A coiling guitar figure wraps itself around your consciousness, drawing tighter and tighter. And then… and then… the cowbell comes in.
This, my friends, is as good as it can ever get.
Blue Öyster Cult had been a rather gnarly biker-rock band, all greasy hair, leather trousers, and weird, occult imagery. They even had their own runic symbol, man. Their first three albums are packed with post-Altamont death jams, best summed up by the fantastic ‘Career of Evil’ from their third album, Secret Treaties, a song that begins with the lines, “I plot your rubric scarab, I steal your satellite, I want your wife to be my baby tonight.”
But on their fourth record, Agents of Fortune, the band cleaned up the production a little, streamlined their sound, and unleashed a record that possessed a winking theatricality, full of songs about UFOs, weird people, kinky sex, and vampires, but still packed with punchy riffs and – crucially – big pop hooks. And the crowning masterpiece of the album, of Blue Öyster Cult’s entire career, was the incredible ‘(Don’t Fear) The Reaper’, an otherworldly ballad that captured an ethereal horror unlike anything else in rock and roll.
Composed and sung by guitarist Donald ‘Buck Dharma’ Roeser, the song is a haunting voyage into the abyss, of a doomed couple, of murmurings of suicide, possibly murder, ending up in the loving embrace of Mr Death himself. If Edgar Allan Poe ever wrote a rock and roll song, it would probably sound like this. And the music rises to the occasion, the Blue Öyster Cult sacrificing their usual hard rock attack in favour of something more subtle, an insidious melody that worms its way into your soul, refusing to let go. This is one of those songs that sounds like it’s always been there, always lurking in the shadows of reality, waiting to make its presence felt.

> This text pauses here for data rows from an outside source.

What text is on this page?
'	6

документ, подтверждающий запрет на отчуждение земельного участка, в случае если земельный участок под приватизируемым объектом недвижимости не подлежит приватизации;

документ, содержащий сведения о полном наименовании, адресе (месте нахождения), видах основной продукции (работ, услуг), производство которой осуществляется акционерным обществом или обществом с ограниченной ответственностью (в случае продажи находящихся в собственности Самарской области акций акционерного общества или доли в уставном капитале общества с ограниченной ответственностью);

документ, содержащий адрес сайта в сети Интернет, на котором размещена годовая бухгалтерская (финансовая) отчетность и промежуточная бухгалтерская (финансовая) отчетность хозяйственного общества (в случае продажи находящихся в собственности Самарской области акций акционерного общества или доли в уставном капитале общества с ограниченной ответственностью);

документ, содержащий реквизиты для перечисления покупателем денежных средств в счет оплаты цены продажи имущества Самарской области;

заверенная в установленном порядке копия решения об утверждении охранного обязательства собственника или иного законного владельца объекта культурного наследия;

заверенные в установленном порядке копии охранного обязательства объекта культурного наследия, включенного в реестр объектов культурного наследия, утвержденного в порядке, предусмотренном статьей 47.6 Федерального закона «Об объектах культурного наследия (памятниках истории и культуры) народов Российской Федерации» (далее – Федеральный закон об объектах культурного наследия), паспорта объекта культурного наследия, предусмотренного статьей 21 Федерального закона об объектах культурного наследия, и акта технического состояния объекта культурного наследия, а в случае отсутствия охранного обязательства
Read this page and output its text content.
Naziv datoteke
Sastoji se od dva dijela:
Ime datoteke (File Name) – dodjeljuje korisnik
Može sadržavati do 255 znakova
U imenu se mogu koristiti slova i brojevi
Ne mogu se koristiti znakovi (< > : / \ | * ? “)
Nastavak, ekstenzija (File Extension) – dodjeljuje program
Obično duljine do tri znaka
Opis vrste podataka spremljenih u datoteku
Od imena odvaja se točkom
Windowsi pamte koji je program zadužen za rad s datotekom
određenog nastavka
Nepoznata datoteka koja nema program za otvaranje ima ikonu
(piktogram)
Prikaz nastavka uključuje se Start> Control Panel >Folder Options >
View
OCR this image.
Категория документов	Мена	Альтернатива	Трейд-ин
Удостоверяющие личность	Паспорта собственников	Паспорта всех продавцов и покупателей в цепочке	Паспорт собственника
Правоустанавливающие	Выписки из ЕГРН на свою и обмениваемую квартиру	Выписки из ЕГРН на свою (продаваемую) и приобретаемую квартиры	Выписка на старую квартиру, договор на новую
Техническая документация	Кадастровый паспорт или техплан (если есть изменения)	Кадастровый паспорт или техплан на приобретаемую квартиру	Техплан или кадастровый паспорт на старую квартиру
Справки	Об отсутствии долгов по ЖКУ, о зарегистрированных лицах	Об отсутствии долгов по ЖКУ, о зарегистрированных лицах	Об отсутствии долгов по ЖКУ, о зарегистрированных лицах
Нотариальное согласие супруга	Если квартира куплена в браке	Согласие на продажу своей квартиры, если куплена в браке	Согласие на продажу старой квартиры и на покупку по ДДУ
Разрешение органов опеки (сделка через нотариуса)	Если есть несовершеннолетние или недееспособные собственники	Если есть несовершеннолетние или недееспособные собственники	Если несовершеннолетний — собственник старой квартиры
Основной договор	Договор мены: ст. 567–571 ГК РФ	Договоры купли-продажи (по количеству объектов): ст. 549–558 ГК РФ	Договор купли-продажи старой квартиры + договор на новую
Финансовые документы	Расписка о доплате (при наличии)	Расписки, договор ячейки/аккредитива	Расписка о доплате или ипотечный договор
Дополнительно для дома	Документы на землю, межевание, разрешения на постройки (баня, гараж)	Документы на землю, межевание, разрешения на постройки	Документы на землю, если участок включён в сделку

The song was a huge hit for the band, but also managed to work its way into other creative works, becoming a mainstay of horror cinema, the sweeping melodrama of Roeser’s lyric and melody providing a perfect backdrop to some of Hollywood’s most chilling moments. John Carpenter used the song in his classic slasher movie Halloween, whilst Stephen King claims it was the inspiration for his apocalyptic fantasy masterpiece The Stand.
But as we dive headlong into the season of evil, we should take a moment, play this song, and marvel as the curtains blow open, revealing the spectre of The Grim Reaper, come to take us with a smile on his skeletal face.